Part of the problem has been that despite the poor performance of the Woodford Equity Income Fund over the last 3 years (minus 17% versus plus 23% for the IA UK All Companies Index, and ranked 248 out of 248!), platforms such as Hargreaves Lansdown and wealth advisors were still promoting the fund based on Woodford’s historic reputation at Invesco. So investors have been sucked in, or stayed in on the promise of the fund’s investment bets coming good in due course.

What should be done about the problem now? That’s undoubtedly the key concern for investors in the fund. Even if the fund re-opens to redemptions, folks will still want out because they will have lost confidence in Woodford as a fund manager.

It has been suggested in the media that investors might be pacified if fund management fees were waived for a period of time. But that’s just a token gesture to my mind.

I would suggest some other alternatives: 1) That Neil Woodford appoint someone else to manage the fund – either an external fund management firm or a new fund management team and leader. Neil Woodford needs to withdraw from acting as fund manager and preferably remove his name from the fund; 2) Alternatively that a fund wind-up is announced in a planned manner; 3) Or a takeover/merger with another fund be organised – but that would not be easy as the current portfolio is not one that anyone else would want.
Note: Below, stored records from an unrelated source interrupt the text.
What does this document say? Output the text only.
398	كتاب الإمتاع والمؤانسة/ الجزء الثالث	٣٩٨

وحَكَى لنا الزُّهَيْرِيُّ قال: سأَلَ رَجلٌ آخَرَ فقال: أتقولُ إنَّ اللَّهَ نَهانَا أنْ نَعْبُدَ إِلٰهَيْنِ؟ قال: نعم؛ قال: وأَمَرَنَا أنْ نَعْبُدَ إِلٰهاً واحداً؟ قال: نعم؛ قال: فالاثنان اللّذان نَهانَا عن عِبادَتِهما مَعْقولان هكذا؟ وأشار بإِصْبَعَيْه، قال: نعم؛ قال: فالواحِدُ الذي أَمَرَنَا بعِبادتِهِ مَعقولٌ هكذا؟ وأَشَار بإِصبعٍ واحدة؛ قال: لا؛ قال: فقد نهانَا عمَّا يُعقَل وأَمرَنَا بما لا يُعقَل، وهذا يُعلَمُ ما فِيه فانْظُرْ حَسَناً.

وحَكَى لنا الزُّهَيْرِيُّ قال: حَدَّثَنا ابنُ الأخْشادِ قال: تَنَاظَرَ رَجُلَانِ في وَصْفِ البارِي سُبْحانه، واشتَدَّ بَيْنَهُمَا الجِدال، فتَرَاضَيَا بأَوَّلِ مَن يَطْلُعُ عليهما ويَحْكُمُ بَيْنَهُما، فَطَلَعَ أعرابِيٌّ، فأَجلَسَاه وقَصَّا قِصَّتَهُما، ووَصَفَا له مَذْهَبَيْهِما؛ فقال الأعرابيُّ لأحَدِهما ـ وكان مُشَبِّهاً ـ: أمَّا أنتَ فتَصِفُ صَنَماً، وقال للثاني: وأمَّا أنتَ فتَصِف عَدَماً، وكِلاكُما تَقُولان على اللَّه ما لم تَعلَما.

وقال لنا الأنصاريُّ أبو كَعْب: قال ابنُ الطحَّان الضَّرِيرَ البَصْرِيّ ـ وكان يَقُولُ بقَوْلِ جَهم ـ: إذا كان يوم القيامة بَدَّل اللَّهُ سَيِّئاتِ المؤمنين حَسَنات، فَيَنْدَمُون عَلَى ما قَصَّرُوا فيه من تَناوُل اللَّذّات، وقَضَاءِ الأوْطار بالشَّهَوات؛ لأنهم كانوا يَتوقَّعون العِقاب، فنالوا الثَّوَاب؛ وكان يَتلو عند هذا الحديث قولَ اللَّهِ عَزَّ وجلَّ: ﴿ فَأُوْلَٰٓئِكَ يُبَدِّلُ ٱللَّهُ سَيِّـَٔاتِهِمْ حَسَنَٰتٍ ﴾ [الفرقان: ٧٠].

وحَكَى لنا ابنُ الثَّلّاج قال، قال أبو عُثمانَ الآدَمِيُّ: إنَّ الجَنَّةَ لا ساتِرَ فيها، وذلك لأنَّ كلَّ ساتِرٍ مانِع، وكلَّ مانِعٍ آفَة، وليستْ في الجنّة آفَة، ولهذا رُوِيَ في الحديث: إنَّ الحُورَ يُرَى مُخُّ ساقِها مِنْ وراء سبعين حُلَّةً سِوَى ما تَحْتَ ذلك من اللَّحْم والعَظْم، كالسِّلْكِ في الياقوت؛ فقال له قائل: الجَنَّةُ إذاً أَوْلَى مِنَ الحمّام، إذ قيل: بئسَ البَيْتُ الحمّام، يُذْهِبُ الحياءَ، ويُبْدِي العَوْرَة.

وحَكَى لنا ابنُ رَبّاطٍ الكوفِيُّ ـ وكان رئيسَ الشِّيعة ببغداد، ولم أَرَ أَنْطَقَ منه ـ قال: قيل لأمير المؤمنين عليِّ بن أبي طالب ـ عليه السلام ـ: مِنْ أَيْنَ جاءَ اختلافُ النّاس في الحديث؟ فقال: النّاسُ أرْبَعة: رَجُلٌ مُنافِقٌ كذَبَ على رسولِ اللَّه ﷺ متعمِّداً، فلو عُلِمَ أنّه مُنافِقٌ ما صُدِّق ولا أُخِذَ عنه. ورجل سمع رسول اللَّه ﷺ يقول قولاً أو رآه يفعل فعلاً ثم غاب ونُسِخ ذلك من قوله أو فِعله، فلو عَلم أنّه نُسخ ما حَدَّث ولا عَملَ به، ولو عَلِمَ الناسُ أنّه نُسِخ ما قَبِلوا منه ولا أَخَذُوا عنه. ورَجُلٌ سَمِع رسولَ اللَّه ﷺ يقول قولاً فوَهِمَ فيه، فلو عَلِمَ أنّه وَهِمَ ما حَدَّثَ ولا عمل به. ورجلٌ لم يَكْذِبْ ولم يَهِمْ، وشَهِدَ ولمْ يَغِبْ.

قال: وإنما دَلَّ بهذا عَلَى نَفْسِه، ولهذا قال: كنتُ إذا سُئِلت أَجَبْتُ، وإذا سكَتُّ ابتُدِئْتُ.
One difficulty though is that with such large funds (and it’s still relatively large even after having shrunk considerably), changing the direction and holdings in the fund takes time. So there is unlikely to be any short-term pain relief for investors. Smaller investors should probably get out as soon as they can, but the big institutional investors may not find it so easy.

If readers have any other solutions, please comment.